Di qui, emerge ancora più chiaramente l'errore in cui incorrono certi Commentatori; i quali, se, da un lato e ineccepibilmente, rilevano l'indisponibilità dell'obbligazione contributiva (art. 2115 C.C.)[4], in quanto di origine legale al pari dell'obbligazione tributaria, dall'altro incorre in un pesante e vistoso vizio logico, siccome erroneamente dal carattere evidentemente "legale" e indisponibile dell'obbligazione contributiva INPS deduce il carattere legale (obbligatorio e indisponibile) dei valori retributivi[5]: ignorando del tutto che questi, pur tutelati da un chiaro regime di indisponibilità in pejus, sono comunque di natura e origine a tutti gli effetti contrattuale.
Il fatto che origine, modificazione, estinzione della retribuzione passino attraverso questi meccanismi "assistiti" (es. le conciliazioni "assistite" ex. art. 2113.04°comma C.C.) non ne disconosce la natura contrattuale, anzi la conferma, atteggiandosi tali procedure di "conciliazioni assistite" a meri requisiti di "forma", ma rimanendo la gestione degli "effetti sostanziali" (ed economici) del rapporto del tutto similare a qualsiasi altra obbligazione contrattuale.
In particolare, l'art. 2113 C.C. istituisce un regime di limitata impugnabilità per le rinunce/transazioni svolte individualmente dal Lavoratore relativamente ai propri diritti, ma opera nel senso del massimo favore per il consolidamento di disposizioni aventi fonte in rinunce/transazioni operate dal Dipendenti in sedi "assistite" (nelle conciliazioni avanti la DTL o il Sindacato).
Questa ultima previsione (art. 2113.04°comma C.C.) legittima, aldilà di ogni possibile equivoco, convenzioni modificative degli accordi dei lavoratori, anche in pejus rispetto ai CCNL (la rinuncia/transazione, agli effetti civilistici, determina piena modificazione della situazione giuridica precedente!).
Quindi, l'accordo in sè è valido, e va comunque recepito dall'INPS, ai fini contributivi, salvi i casi di frode, dolo da provarsi, però, necessariamente con rigore (visto anche che tali casi integrano gravi reati di “estorsione” ex. art. 628 CP).

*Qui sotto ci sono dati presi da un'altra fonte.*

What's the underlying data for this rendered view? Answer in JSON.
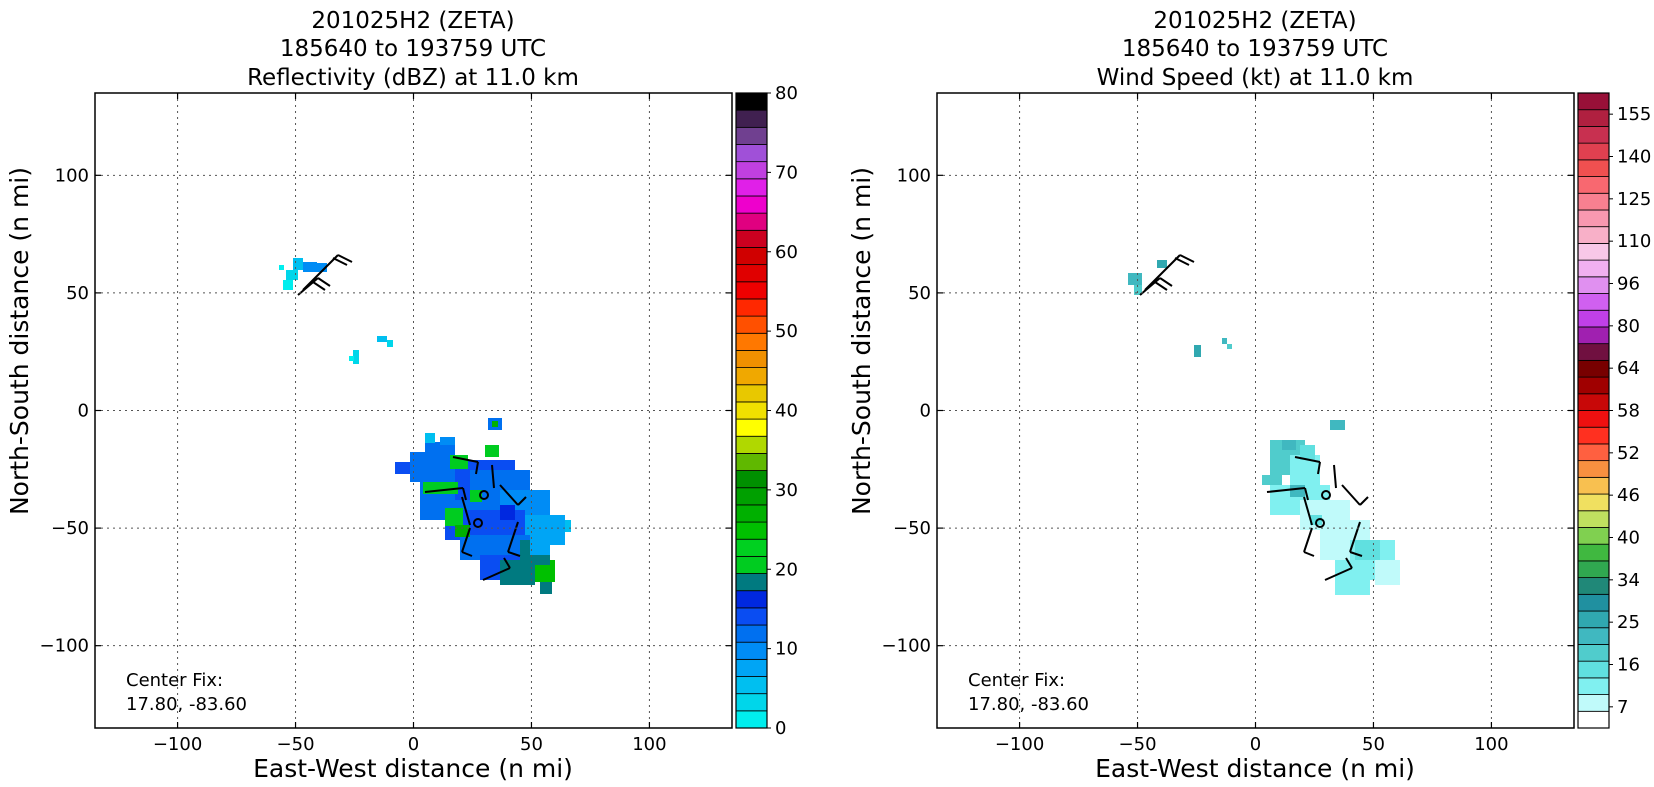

Senza ricorrere, comunque, al formale "disconoscimento" della conciliazione (ammissibile per dolo, frode, visto che l'atto è in sè inoppugnabile, e suscettibile financo di esecuzione forzata!), la legge, a tutela del Lavoratore, prevde l' istituto del minimale contributivo, ove le basi di calcolo per la contribuzione imponibile, comunque determinate in conciliazione, siano troppo basse.

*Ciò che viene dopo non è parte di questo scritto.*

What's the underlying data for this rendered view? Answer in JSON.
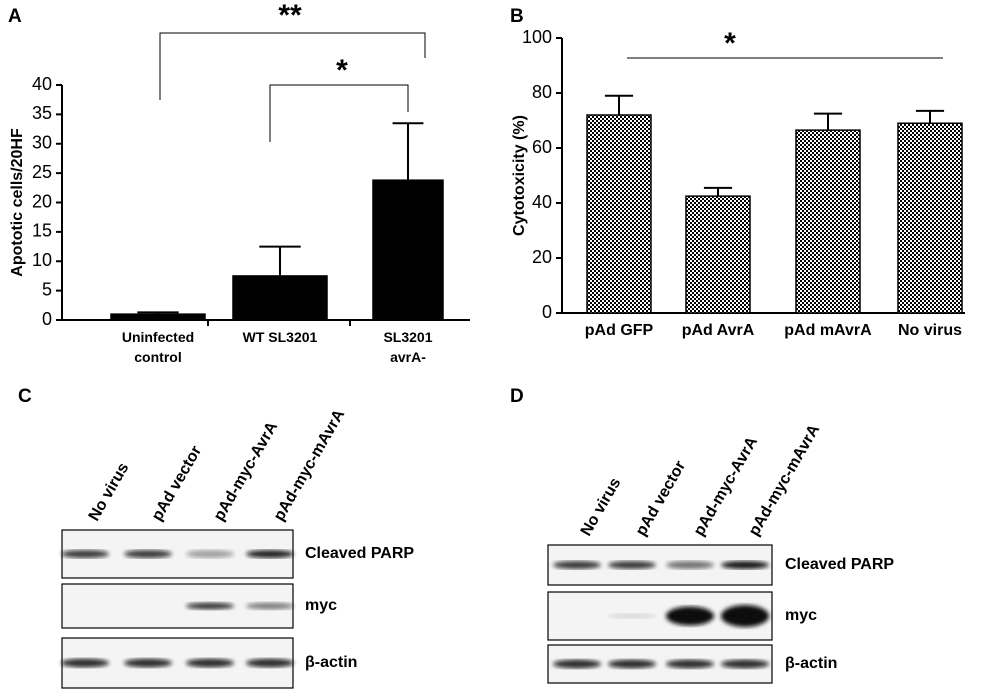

In questo, emerge, a tutta evidenza, la plateale svista in cui incorrono certi commentatori,i quali chiaramente e goffamente confondono il problema della astratta imponibilità delle somme di conciliazione/transazione (ex D.lgs. 314/1997) con il problema della sufficienza delle basi di calcolo (rilevanti per i minimali), mostrando di non saper comprendere la concreta e complessa realtà delle leggi che regolano lo svolgimento del rapporto contributivo.



 



[1] Posizione adombrata in sede di commento a Cass. 6037/2014 dall’Avv. IMBRIACI di Firenze in Effetti della transazione sugli obblighi contributivi, in Guida al Lavoro nr. 16/2014.
[2] Da ultimo, vedi il testo di Cass. 6037/2014, che conferma questa impostazione!
[3] IMBRIACI, cit.
[4] Vedi IMBRIACI quando dice: “L’obbligo contributivo del Datore di Lavoro sussiste indipendentemente dal fatto che siano stati in tutto o in parte soddisfatti gli obblighi retributivi nei confronti del prestatore di lavoro”.
[5] Questa posizione è limpidamente evidenziata nei passi che seguono: “L’ammontare dell’imponibile contributivo può non essere sempre e del tutto coincidente con le somme riconosciute in sede di transazione, semplicemente per il fatto che la retribuzione imponibile deve essere riferita alla retribuzione di legge cui il lavoratore avrebbe avuto diritto se non fosse intervenuto l’accordo transattivo (con riferimento necessario alla categoria e alla qualifica professionale posseduta dall’interessato durante il periodo contributivo oggetto dell’atto transattivo e alla dinamica contrattuale della stessa categoria e qualifica)”.